Et, si l'on veut savoir le fond de ma pensée, je dirai qu'il en a toujours été ainsi dans tous les temps où l'homme a vécu normalement. L'anarchie générale du XIXe siècle a forgé aux meilleurs un cerveau révolutionnaire dans lequel se déforme la notion naturelle du moi humain. Le vrai moi, le moi spontané, est un nous, ou n'a pas de sens.

Un homme habitué à réfléchir avec rigueur et qui fait le compte de tout ce qu'il est d'autre que soi est terrifié de l'exiguïté et de la misère de son petit domaine strictement propre et personnel. Nous sommes nos ancêtres, nos maîtres, nos aînés. Nous sommes nos livres, nos tableaux, nos statues ; nous sommes nos paysages, nous sommes nos voyages, nous sommes (je finis par le plus étrange et le plus inconnu), nous sommes l'infinie république de notre corps, qui emprunte presque tout ce qu'il est de l'extérieur et qui le distille en des alambics dont la direction et le sentiment même nous échappent complètement.

 

La société n'est certes pas un grand animal dont les individus ne seraient que les cellules subordonnées. Mais elle n'est pas non plus une de ces « mises en commun » de volontés que l'on appelle, en Droit, des associations.
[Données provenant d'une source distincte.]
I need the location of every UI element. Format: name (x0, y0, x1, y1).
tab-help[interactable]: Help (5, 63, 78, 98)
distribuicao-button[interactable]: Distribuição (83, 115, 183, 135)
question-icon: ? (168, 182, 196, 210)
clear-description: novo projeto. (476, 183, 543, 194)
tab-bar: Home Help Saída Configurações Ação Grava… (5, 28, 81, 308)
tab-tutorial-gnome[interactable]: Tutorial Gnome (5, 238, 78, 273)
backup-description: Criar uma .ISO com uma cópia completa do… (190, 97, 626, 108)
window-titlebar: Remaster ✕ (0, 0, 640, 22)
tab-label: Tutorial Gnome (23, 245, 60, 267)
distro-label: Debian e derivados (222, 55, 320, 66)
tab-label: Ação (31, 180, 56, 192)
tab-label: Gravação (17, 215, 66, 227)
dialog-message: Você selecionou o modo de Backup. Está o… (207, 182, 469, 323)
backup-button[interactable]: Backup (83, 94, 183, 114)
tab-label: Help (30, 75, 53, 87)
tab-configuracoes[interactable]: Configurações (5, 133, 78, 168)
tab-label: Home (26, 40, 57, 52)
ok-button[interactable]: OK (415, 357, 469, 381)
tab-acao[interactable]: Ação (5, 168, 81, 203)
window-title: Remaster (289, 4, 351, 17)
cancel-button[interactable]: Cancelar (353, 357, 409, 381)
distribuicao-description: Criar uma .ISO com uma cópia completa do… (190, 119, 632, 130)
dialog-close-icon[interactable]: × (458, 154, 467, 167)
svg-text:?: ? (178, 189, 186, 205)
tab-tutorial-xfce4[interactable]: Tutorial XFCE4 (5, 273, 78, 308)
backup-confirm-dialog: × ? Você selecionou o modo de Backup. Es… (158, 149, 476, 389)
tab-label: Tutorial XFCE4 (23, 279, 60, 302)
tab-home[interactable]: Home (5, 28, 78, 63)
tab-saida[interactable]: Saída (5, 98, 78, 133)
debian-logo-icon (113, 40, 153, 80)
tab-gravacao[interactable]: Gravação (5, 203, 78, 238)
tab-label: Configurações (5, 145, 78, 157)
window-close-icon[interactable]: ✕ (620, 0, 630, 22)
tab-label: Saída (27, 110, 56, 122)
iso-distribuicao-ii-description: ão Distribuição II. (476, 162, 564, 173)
La société n'est pas une association volontaire : c'est un agrégat naturel.

Elle n'est pas voulue, elle n'est pas élue par ses membres. Nous ne choisissons ni notre sang, ni notre patrie, ni notre langage, ni notre tradition. Notre société natale nous est imposée. La société humaine fait partie des besoins de notre nature. Nous avons seulement la faculté de l'accepter, de nous révolter contre elle, peut être de la fuir sans pouvoir nous en passer essentiellement.

 

Pour l'esprit réaliste, averti par l'histoire, s'il n'est pas déformé par une fausse histoire du Droit, la vraie garante du droit individuel s'appelle d'abord la société, ensuite l'association.

Ayez une société solide, et dans laquelle le premier noyau social, la famille, soit fort : les droits primordiaux, qu'ils soient religieux, domestiques ou scolaires, auront leur ligne de repli et de défense.
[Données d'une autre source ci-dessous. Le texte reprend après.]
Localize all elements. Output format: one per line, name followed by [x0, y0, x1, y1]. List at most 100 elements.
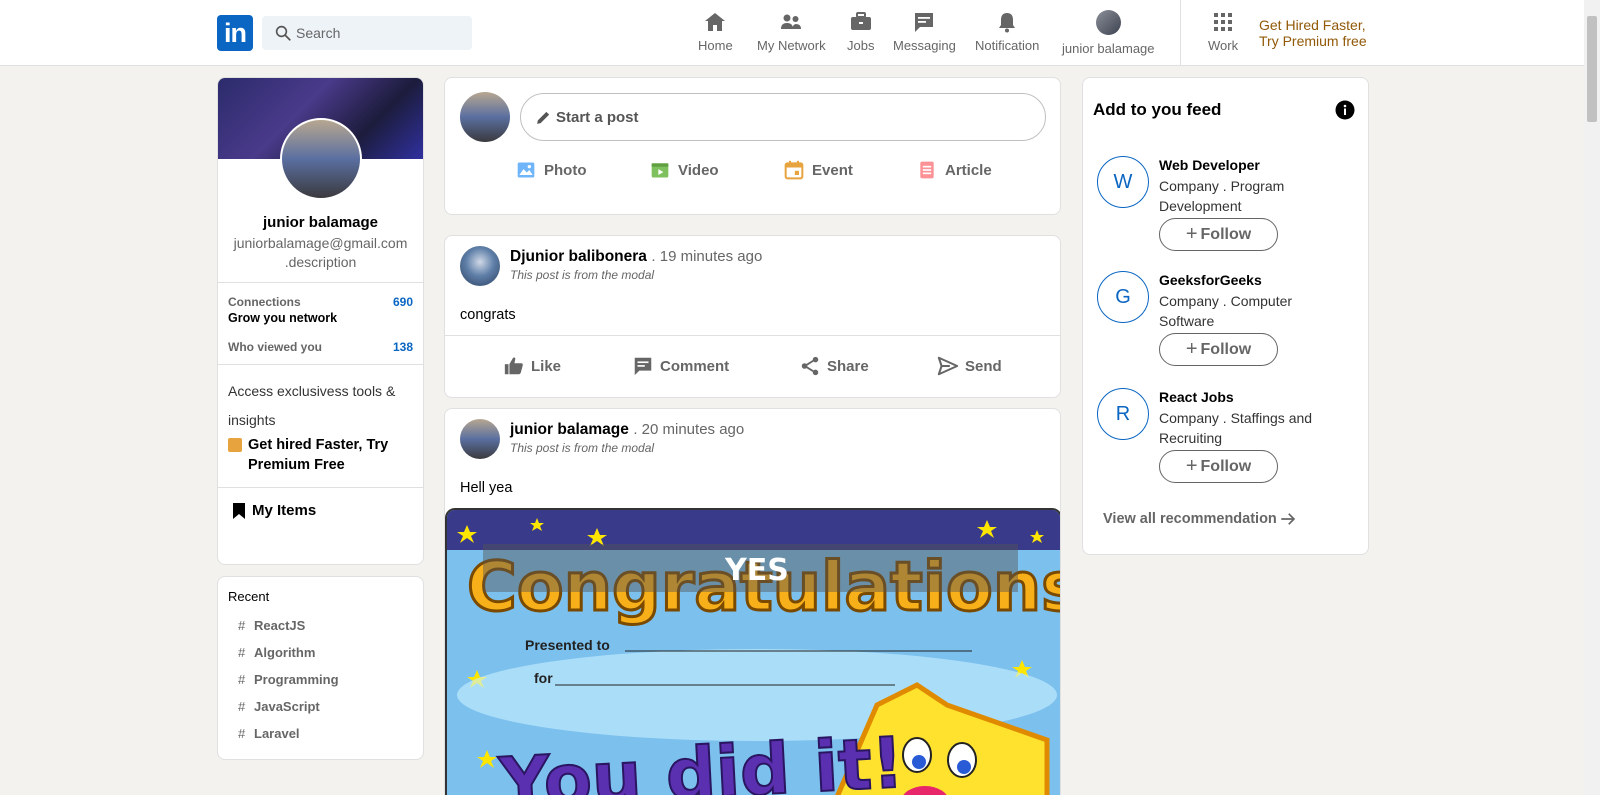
connections-count: 690 — [392, 295, 413, 309]
page-scrollbar[interactable] — [1584, 0, 1600, 795]
premium-cta-label: Get hired Faster, Try Premium Free — [248, 437, 389, 473]
hashtag-icon: # — [238, 726, 246, 741]
post-subtitle: This post is from the modal — [510, 441, 655, 455]
start-post-label: Start a post — [556, 108, 639, 126]
nav-home[interactable]: Home — [698, 10, 733, 58]
connections-label: Connections — [228, 295, 301, 309]
hashtag-icon: # — [238, 618, 246, 633]
nav-work-label: Work — [1208, 38, 1239, 53]
video-button[interactable]: Video — [650, 160, 719, 180]
post-author-name[interactable]: junior balamage — [510, 421, 629, 438]
hashtag-icon: # — [238, 645, 246, 660]
who-viewed-row[interactable]: Who viewed you 138 — [228, 340, 413, 354]
plus-icon: + — [1185, 455, 1198, 477]
search-bar[interactable] — [262, 16, 472, 50]
home-icon — [705, 13, 726, 31]
company-logo[interactable]: G — [1097, 271, 1149, 323]
share-box: Start a post Photo Video Event Article — [444, 77, 1061, 215]
recent-item-label: JavaScript — [254, 699, 320, 714]
post-text: congrats — [460, 307, 516, 323]
share-button[interactable]: Share — [799, 355, 869, 377]
profile-stats: Connections 690 Grow you network Who vie… — [218, 283, 423, 364]
recent-item[interactable]: # JavaScript — [228, 693, 413, 720]
send-button[interactable]: Send — [937, 355, 1002, 377]
search-input[interactable] — [296, 25, 456, 41]
profile-name[interactable]: junior balamage — [218, 214, 423, 231]
premium-section[interactable]: Access exclusivess tools & insights Get … — [218, 365, 423, 487]
company-description: Company . Staffings and Recruiting — [1159, 410, 1313, 446]
post-author-name[interactable]: Djunior balibonera — [510, 248, 647, 265]
divider — [445, 335, 1060, 336]
photo-button[interactable]: Photo — [516, 160, 587, 180]
profile-description: .description — [284, 254, 357, 270]
company-name[interactable]: Web Developer — [1159, 157, 1260, 173]
post-header: junior balamage . 20 minutes ago This po… — [510, 421, 744, 455]
calendar-icon — [784, 160, 804, 180]
recent-card: Recent # ReactJS # Algorithm # Programming … — [217, 576, 424, 760]
nav-jobs[interactable]: Jobs — [847, 10, 874, 58]
share-icon — [801, 356, 819, 376]
start-post-button[interactable]: Start a post — [520, 93, 1046, 141]
avatar — [460, 92, 510, 142]
event-label: Event — [812, 161, 853, 179]
recent-item-label: Algorithm — [254, 645, 316, 660]
image-for-label: for — [534, 670, 553, 686]
comment-label: Comment — [660, 357, 730, 375]
plus-icon: + — [1185, 223, 1198, 245]
event-button[interactable]: Event — [784, 160, 853, 180]
recent-item[interactable]: # Programming — [228, 666, 413, 693]
share-label: Share — [827, 357, 869, 375]
follow-button[interactable]: + Follow — [1159, 450, 1278, 483]
like-button[interactable]: Like — [503, 355, 561, 377]
follow-button[interactable]: + Follow — [1159, 333, 1278, 366]
try-premium-link[interactable]: Get Hired Faster, Try Premium free — [1259, 17, 1367, 49]
premium-cta[interactable]: Get hired Faster, Try Premium Free — [228, 435, 413, 475]
nav-profile[interactable]: junior balamage — [1062, 10, 1155, 58]
nav-work[interactable]: Work — [1208, 10, 1238, 58]
nav-my-network[interactable]: My Network — [757, 10, 826, 58]
premium-line-2: Try Premium free — [1259, 33, 1367, 49]
nav-home-label: Home — [698, 38, 733, 53]
recent-item[interactable]: # ReactJS — [228, 612, 413, 639]
profile-card: junior balamage juniorbalamage@gmail.com… — [217, 77, 424, 565]
profile-avatar[interactable] — [280, 118, 362, 200]
post-actions: Like Comment Share Send — [445, 355, 1060, 381]
nav-messaging[interactable]: Messaging — [893, 10, 956, 58]
nav-messaging-label: Messaging — [893, 38, 956, 53]
connections-row[interactable]: Connections 690 — [228, 295, 413, 309]
follow-button[interactable]: + Follow — [1159, 218, 1278, 251]
company-name[interactable]: React Jobs — [1159, 389, 1234, 405]
image-presented-label: Presented to — [525, 637, 610, 653]
recent-item[interactable]: # Algorithm — [228, 639, 413, 666]
my-items-link[interactable]: My Items — [218, 488, 423, 533]
feed-recommendation: W Web Developer Company . Program Develo… — [1097, 156, 1357, 266]
premium-line-1: Get Hired Faster, — [1259, 17, 1366, 33]
video-label: Video — [678, 161, 719, 179]
article-button[interactable]: Article — [917, 160, 992, 180]
info-icon[interactable] — [1335, 100, 1355, 120]
video-icon — [651, 163, 669, 178]
company-name[interactable]: GeeksforGeeks — [1159, 272, 1262, 288]
post-author-avatar[interactable] — [460, 246, 500, 286]
share-actions: Photo Video Event Article — [445, 160, 1060, 190]
company-logo[interactable]: R — [1097, 388, 1149, 440]
follow-label: Follow — [1200, 340, 1252, 358]
post-author-avatar[interactable] — [460, 419, 500, 459]
send-label: Send — [965, 357, 1002, 375]
image-overlay-text: YES — [724, 553, 789, 588]
recent-item[interactable]: # Laravel — [228, 720, 413, 747]
pencil-icon — [537, 111, 550, 124]
post-image[interactable]: Congratulations YES Presented to for You… — [445, 508, 1060, 795]
comment-button[interactable]: Comment — [632, 355, 729, 377]
feed-recommendation: G GeeksforGeeks Company . Computer Softw… — [1097, 271, 1357, 381]
linkedin-logo[interactable]: in — [217, 15, 253, 51]
thumbs-up-icon — [504, 357, 523, 375]
scrollbar-thumb[interactable] — [1587, 16, 1597, 122]
top-navbar: in Home My Network Jobs Messaging Notifi… — [0, 0, 1584, 66]
message-icon — [915, 13, 934, 32]
nav-notification[interactable]: Notification — [975, 10, 1039, 58]
post-timestamp: . 20 minutes ago — [633, 421, 745, 438]
company-logo[interactable]: W — [1097, 156, 1149, 208]
view-all-recommendations-link[interactable]: View all recommendation — [1103, 510, 1297, 528]
post-header: Djunior balibonera . 19 minutes ago This… — [510, 248, 762, 282]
Ayez des associations puissantes, des associations de métier notamment, et les autres droits essentiels trouveront leur assiette et fondement.

Ayez un État bien construit et ces droits distincts, divers, parfois en conflit, ne feront pas de la cité leur champ de bataille, parce que l'ordre public se trouvera aussi pourvu d'un garant de chair et d'os, son magistrat intéressé et responsable. Hors de là, vous n'aurez rien que partis qui se battront, intérêts qui s'entre tueront.

 

Dans une société bien faite, l'individu doit accepter la loi de l'espèce, non l'espèce périr de la volonté de l'individu.

 

Une législation individualiste ne considérant que l'individu, sans tenir compte de la position qu'il occupe dans le monde, de sa famille, de sa classe, de son pays, de son travail, cette législation prétend sauver en premier lieu et faim respecter les droits de chacun. Elle inscrit, en effet, en très beaux caractères, cette maxime que de pareils droits sont infiniment respectables et qu'il faut les saluer très bas. Mais chaque individu, isolé au nom de la loi,  se trouve incapable d'assurer l'exercice de ces fameux droits. Le voilà livré, sans défense, aux quelques organisations qui ont pu se créer en dépit de la loi ; leur échappe t il, il retombe sous les puissances de l'État, qui ont la loi pour elles par dessus le marché.

 

Au point de vue du bonheur et de la défense de chacun, il n'est rien de plus important que ces sociétés secondaires et intermédiaires, celles qui garantissent le foyer, la vie locale et le métier. Mais pour qu'elles existent et résistent, il faut un autre pouvoir.

 

Il suffit de rien pour détruire. Il faut des années d'efforts, de labeur, de patience pour créer. Le sale souffle d'un rhéteur suffit à ruiner. La croissance des sociétés est plus lente que celle de l'embryon, du nourrisson et de l'enfant; leur chute est relativement plus rapide encore que celle de l'être vivant que supprime une balle ou un coup de couteau.